Beware blind ‘Ferrisization’
If you’re young and have often wondered how to escape the rat race, I’m certain you’ve come across Tim Ferris and his infamous ‘4–hour’ approach to just about everything. Now there’s plenty to learn from Tim, but learning to speed–read is not one of them.
The acolytes of the church of speed–reading talk extensively of the biomechanical nature of the eye and frequently use scientific jargon such as ‘saccades’ and ‘fixations’ to convince you that reading is a purely mechanical process that can be hacked. More often than not, these techniques negate key aspects of the reading skill itself (like comprehension and critical thinking, for instance).
If you have managed to read this far and are sufficiently convinced that speed–reading is just another variant of snake oil, you might be wondering what you can even do about your reading habit. My answer to you would be the same that every other advocate of reading would tell you, i.e. read as much as possible, and keep reading new stuff.
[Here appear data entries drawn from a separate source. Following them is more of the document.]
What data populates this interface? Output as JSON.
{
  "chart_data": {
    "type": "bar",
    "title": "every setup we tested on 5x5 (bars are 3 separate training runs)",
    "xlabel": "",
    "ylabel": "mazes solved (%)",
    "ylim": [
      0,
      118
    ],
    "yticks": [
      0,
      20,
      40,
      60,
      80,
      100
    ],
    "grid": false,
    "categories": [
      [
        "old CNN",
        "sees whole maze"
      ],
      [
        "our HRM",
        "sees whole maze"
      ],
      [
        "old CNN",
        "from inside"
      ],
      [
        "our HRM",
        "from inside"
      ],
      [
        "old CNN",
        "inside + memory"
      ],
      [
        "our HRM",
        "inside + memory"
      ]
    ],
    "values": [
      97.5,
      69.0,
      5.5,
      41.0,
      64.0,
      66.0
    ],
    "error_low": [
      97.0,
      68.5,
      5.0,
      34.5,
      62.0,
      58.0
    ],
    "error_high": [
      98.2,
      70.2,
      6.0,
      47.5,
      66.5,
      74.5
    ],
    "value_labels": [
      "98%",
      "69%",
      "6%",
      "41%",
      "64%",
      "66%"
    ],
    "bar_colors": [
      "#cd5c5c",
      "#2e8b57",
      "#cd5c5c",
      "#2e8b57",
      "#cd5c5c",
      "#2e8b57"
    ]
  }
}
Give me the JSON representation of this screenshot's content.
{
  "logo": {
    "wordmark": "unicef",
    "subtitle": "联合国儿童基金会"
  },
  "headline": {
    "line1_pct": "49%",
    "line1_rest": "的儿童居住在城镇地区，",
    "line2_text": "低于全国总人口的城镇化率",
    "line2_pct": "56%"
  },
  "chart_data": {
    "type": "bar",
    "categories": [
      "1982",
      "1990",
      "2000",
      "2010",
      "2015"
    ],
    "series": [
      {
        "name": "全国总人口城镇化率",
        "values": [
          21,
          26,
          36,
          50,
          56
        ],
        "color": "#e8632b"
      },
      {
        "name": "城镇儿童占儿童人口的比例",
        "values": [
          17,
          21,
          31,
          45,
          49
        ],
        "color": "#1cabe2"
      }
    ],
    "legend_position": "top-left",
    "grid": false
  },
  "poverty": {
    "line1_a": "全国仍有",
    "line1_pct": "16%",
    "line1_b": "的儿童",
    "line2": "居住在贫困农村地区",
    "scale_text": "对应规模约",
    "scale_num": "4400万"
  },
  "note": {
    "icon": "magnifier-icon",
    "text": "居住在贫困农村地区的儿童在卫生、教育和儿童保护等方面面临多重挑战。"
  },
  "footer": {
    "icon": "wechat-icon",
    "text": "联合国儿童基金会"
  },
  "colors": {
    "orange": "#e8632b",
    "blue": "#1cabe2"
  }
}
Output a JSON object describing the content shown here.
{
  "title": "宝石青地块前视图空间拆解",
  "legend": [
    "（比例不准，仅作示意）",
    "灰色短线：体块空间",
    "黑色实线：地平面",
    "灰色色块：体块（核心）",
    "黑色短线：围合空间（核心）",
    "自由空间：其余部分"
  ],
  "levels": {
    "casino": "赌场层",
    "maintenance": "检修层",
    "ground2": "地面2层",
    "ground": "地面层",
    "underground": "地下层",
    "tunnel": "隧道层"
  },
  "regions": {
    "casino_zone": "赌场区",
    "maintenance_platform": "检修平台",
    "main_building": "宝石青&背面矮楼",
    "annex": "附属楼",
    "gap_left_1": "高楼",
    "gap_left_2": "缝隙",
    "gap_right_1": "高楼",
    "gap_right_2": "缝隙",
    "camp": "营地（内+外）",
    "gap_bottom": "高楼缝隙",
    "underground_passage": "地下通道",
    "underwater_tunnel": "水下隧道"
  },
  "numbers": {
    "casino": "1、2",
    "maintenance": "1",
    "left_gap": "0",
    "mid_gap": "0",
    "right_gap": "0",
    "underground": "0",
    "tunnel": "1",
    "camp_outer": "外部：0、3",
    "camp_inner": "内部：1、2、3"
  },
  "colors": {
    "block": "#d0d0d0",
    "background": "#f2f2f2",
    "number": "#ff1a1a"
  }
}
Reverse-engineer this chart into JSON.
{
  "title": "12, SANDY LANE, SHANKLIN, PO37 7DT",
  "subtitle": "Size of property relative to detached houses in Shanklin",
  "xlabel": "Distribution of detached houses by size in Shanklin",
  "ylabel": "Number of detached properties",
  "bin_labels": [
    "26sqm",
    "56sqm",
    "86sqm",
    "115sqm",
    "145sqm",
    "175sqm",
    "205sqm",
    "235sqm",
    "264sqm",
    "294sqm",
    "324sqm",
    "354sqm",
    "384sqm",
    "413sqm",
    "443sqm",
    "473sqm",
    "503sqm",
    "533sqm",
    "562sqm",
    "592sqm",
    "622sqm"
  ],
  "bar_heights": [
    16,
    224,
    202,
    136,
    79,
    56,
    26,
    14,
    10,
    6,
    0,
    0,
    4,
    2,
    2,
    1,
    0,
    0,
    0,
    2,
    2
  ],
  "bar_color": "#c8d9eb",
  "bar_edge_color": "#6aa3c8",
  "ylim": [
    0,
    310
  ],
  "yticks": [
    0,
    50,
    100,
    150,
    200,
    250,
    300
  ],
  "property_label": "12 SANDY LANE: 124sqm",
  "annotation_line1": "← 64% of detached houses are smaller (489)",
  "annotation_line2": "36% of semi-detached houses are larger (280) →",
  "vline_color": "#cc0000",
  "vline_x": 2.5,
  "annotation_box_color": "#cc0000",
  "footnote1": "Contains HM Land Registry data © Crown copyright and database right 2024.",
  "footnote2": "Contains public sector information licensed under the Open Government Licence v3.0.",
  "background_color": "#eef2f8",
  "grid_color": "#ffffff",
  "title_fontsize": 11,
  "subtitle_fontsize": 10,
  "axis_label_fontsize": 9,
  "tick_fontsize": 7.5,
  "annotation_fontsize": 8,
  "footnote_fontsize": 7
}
Novelty not merely in terms of topics, but also in terms of style and vocabulary.
The more you read, the more implicitly you understand the structure of language. The greater your understanding of the structure of language, the better your grasp of the machinery that underlies human communication.
Mark Seidenberg, a renowned psychologist with extensive experience in the history of Psycholinguistics had this to say about speed–reading:
“Reading expands one’s knowledge of the language and the world in ways that increase reading skill, making it easier and more enjoyable to read. Increases in reading skills make it easier to consume the texts that feed this learning machinery. It is not the eyes but what we know about language, print, and the world — knowledge that is easy to increase by reading — that determines reading skill. Where this expertise leads, the eyes will follow.”
That’s a scientist’s conclusion about the nature of reading. For the more artistically inclined among you, you might benefit from the advice given by Gustave Flaubert, one of the inventors of literary realism (read Madame Bovary if you get the chance):
“Do not read as children read, to amuse yourself, nor as ambitious people read, to get instruction. No! read to live; make an intellectual atmosphere for your soul, which shall be composed of the emanation of all great minds.”
Read for the sake of reading, and you’ll find that clearer thinking, better writing, and more eloquent speaking will eventually come about as a by–product.